Sind die Platzgründe echt so krass, dass Du lieber auf nen guten PC verzichtest als vlt. ein wenig umzuplanen? Denn falls du vorhast, ein Laptop zu holen: das wäre sauteuer für eine ähnliche Leistung, falls man das überhaupt bekommen kann...   Denn mit nem kleineren Gehäuse sparst du vlt. den entscheidenden Platz, und wenn es um die Monitore geht: PC ins Wohnzimmer mit an den LCD-TV, und auch da kann man dann ein kleines schönes Gehäuse nehmen. Für ein neues Gehäuse brauchst du lediglich auch noch ein neues Board.

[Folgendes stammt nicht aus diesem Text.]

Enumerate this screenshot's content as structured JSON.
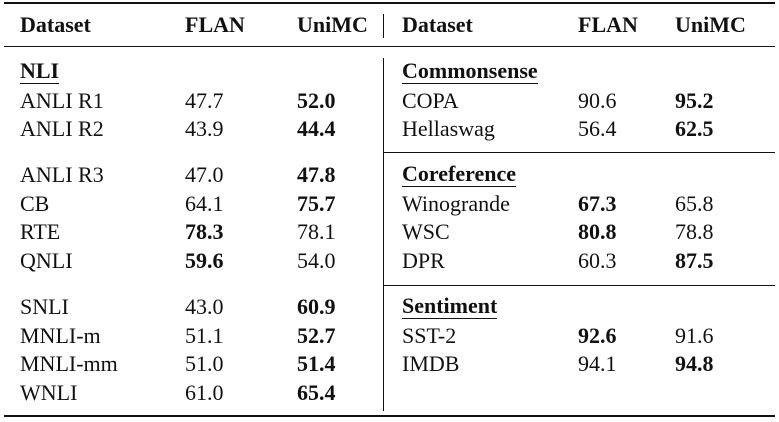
{
  "header": [
    "Dataset",
    "FLAN",
    "UniMC",
    "Dataset",
    "FLAN",
    "UniMC"
  ],
  "left": {
    "groups": [
      {
        "title": "NLI",
        "rows": [
          [
            "ANLI R1",
            "47.7",
            "52.0"
          ],
          [
            "ANLI R2",
            "43.9",
            "44.4"
          ]
        ]
      },
      {
        "rows": [
          [
            "ANLI R3",
            "47.0",
            "47.8"
          ],
          [
            "CB",
            "64.1",
            "75.7"
          ],
          [
            "RTE",
            "78.3",
            "78.1"
          ],
          [
            "QNLI",
            "59.6",
            "54.0"
          ]
        ]
      },
      {
        "rows": [
          [
            "SNLI",
            "43.0",
            "60.9"
          ],
          [
            "MNLI-m",
            "51.1",
            "52.7"
          ],
          [
            "MNLI-mm",
            "51.0",
            "51.4"
          ],
          [
            "WNLI",
            "61.0",
            "65.4"
          ]
        ]
      }
    ]
  },
  "right": {
    "groups": [
      {
        "title": "Commonsense",
        "rows": [
          [
            "COPA",
            "90.6",
            "95.2"
          ],
          [
            "Hellaswag",
            "56.4",
            "62.5"
          ]
        ]
      },
      {
        "title": "Coreference",
        "rows": [
          [
            "Winogrande",
            "67.3",
            "65.8"
          ],
          [
            "WSC",
            "80.8",
            "78.8"
          ],
          [
            "DPR",
            "60.3",
            "87.5"
          ]
        ]
      },
      {
        "title": "Sentiment",
        "rows": [
          [
            "SST-2",
            "92.6",
            "91.6"
          ],
          [
            "IMDB",
            "94.1",
            "94.8"
          ]
        ]
      }
    ]
  }
}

Zum PC: als ganzes gesehen kriegst du dafür nicht sooo viel, denn da zählt für fast alle Interessenten die pure Leistung, und Dein PC hat ne Menge "Luxuskomponenten", die man an sich eher einzeln verkaufen sollte. Damit meine ich:  ne gute SSD, gleich zwei HDDs, ein sehr teures Gehäuse, ein Übertakterboard (obwohl die CPU nicht zum Übertakten gedacht ist), ein extrem hochwertiges Netzteil...  die Monitore würde ich sowieso separat verkaufen.

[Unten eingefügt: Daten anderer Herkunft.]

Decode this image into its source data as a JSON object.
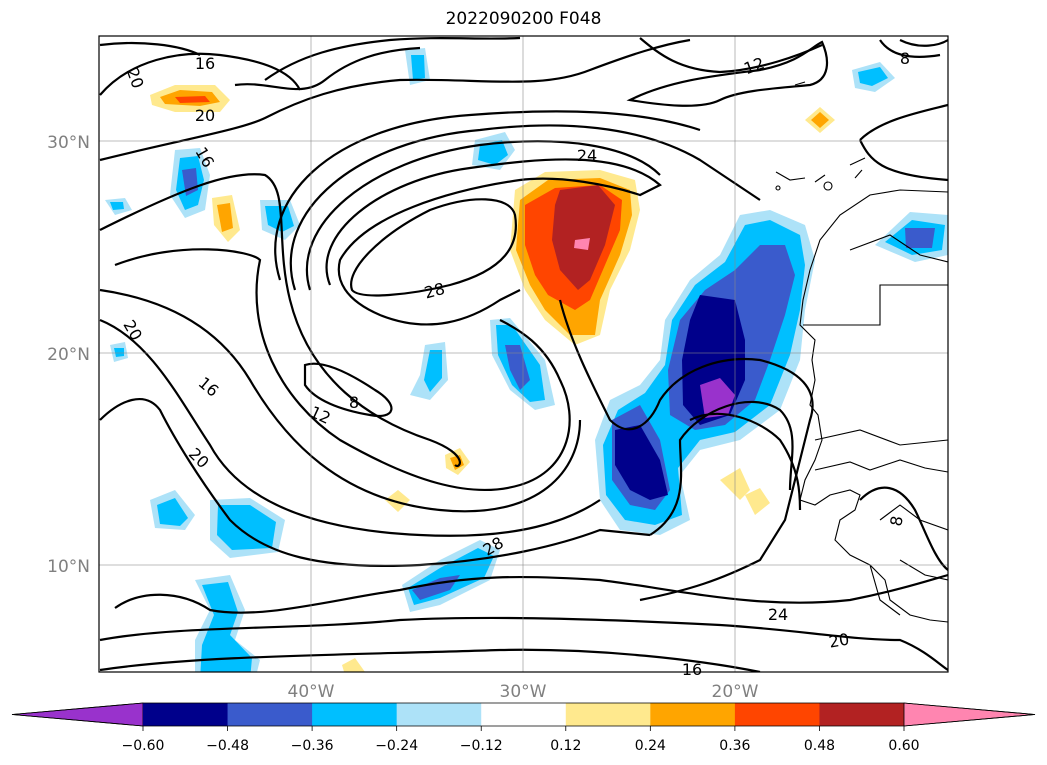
{
  "title": "2022090200 F048",
  "map": {
    "lat_labels": [
      "30°N",
      "20°N",
      "10°N"
    ],
    "lon_labels": [
      "40°W",
      "30°W",
      "20°W"
    ],
    "contour_labels": [
      "16",
      "20",
      "20",
      "16",
      "12",
      "8",
      "24",
      "28",
      "20",
      "16",
      "8",
      "12",
      "20",
      "28",
      "24",
      "20",
      "16",
      "8"
    ]
  },
  "colorbar": {
    "ticks": [
      "−0.60",
      "−0.48",
      "−0.36",
      "−0.24",
      "−0.12",
      "0.12",
      "0.24",
      "0.36",
      "0.48",
      "0.60"
    ],
    "colors": [
      "#9932cc",
      "#00008b",
      "#3a5bcc",
      "#00bfff",
      "#ade2f8",
      "#ffffff",
      "#ffe98e",
      "#ffa500",
      "#ff4500",
      "#b22222",
      "#ff85b0"
    ],
    "extend": "both"
  }
}
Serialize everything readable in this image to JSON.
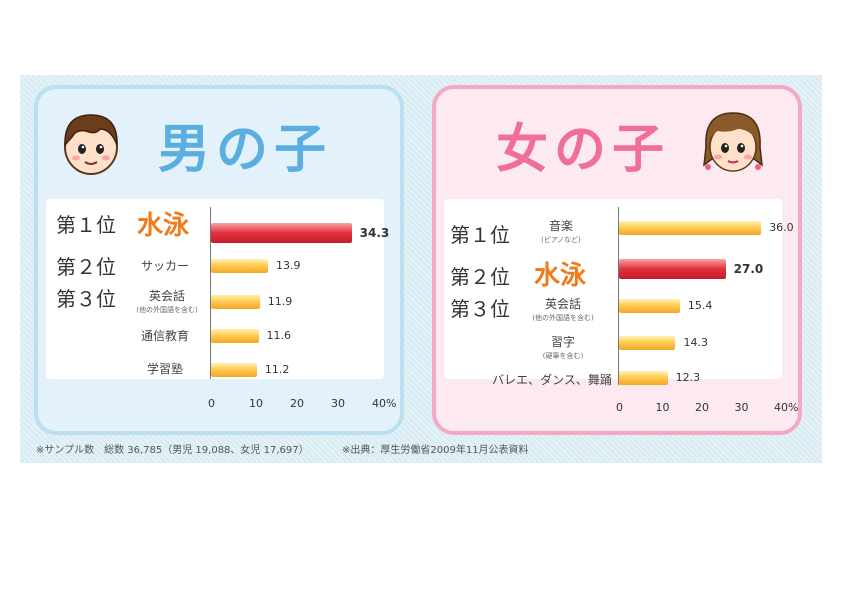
{
  "chart_data": [
    {
      "type": "bar",
      "title": "男の子",
      "orientation": "horizontal",
      "ranks": [
        "第１位",
        "第２位",
        "第３位"
      ],
      "categories": [
        "水泳",
        "サッカー",
        "英会話",
        "通信教育",
        "学習塾"
      ],
      "subcategories": [
        "",
        "",
        "(他の外国語を含む)",
        "",
        ""
      ],
      "values": [
        34.3,
        13.9,
        11.9,
        11.6,
        11.2
      ],
      "value_labels": [
        "34.3",
        "13.9",
        "11.9",
        "11.6",
        "11.2"
      ],
      "highlight_index": 0,
      "xlim": [
        0,
        40
      ],
      "xticks": [
        "0",
        "10",
        "20",
        "30",
        "40%"
      ],
      "colors": {
        "normal": "#f5a623",
        "highlight": "#d92633"
      }
    },
    {
      "type": "bar",
      "title": "女の子",
      "orientation": "horizontal",
      "ranks": [
        "第１位",
        "第２位",
        "第３位"
      ],
      "categories": [
        "音楽",
        "水泳",
        "英会話",
        "習字",
        "バレエ、ダンス、舞踊"
      ],
      "subcategories": [
        "(ピアノなど)",
        "",
        "(他の外国語を含む)",
        "(硬筆を含む)",
        ""
      ],
      "values": [
        36.0,
        27.0,
        15.4,
        14.3,
        12.3
      ],
      "value_labels": [
        "36.0",
        "27.0",
        "15.4",
        "14.3",
        "12.3"
      ],
      "highlight_index": 1,
      "xlim": [
        0,
        40
      ],
      "xticks": [
        "0",
        "10",
        "20",
        "30",
        "40%"
      ],
      "colors": {
        "normal": "#f5a623",
        "highlight": "#d92633"
      }
    }
  ],
  "footer": {
    "sample": "※サンプル数　総数 36,785（男児 19,088、女児 17,697）",
    "source": "※出典：厚生労働省2009年11月公表資料"
  },
  "colors": {
    "boy_title": "#5aaee0",
    "girl_title": "#ef6f9a",
    "orange_text": "#f07a1a"
  },
  "icons": {
    "boy": "boy-face-icon",
    "girl": "girl-face-icon"
  }
}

Von der Leistung her bekommst du für ca 700€ einen gleichwertigen PC ohne Laufwerke: Core i5 180€, Board 80€, 16GB RAM 130€, solides ausreichendes Netzteil 50€, solides Gehäuse 50€, nicht-OC-Kühler 25€, DVD-LW 15€ und zu Guter Letzt eine AMD R9 270X (die sogar stärker wäre) für 160€. Das sind 690€. SSD und eine HDD wären nochmal 150€ dazu - also rund 850€. Das da noch ne zweite HDD dabei ist und der Rest sehr "hochwertig", wird leider nicht so viele Leute interessieren - viele würden selbst für die SSD nichts dazuzahlen wollen. D.h. wenn man den PC neu mit 850€ berechnet, würde ein Schnäppchenjäger Dir vlt 400-450€ bieten, du kannst aber auch 500-550€ rausholen. Monitore wie gesagt dann noch separat. Wenn du den Gesamtpreis von "damals", ich schätze mal 1200€ ohne Monitore, nennst, wäre es sicher auch nicht unfair von Dir, wenn du zunächst 700€ VB verlangst. und vlt. findest du ja einen, der die "guten" Teile wertschätzt und drauf einsteigt, oder auch einen, der nicht so genau bescheid weiß und  sich nicht bewusst ist, dass er für 850€ Neupreis einen gleichstarken und ebenfalls leisen PC kaufen könnte.

Wenn du wiederum alles separat verkaufst, wäre in der Summe wohl mehr drin, weil du die Käufer findest, die wirklich gezielt JEWEILS ein Top-Gehäuse, Top-Netzteil usw. suchen.


----------



## tmfsd (10. März 2015)

Danke für deine Einschätzung. Ich werde es erstmal als Gesamtpaket probieren und nebenbei mal die ebay-Preise für die Einzelteile checken.


----------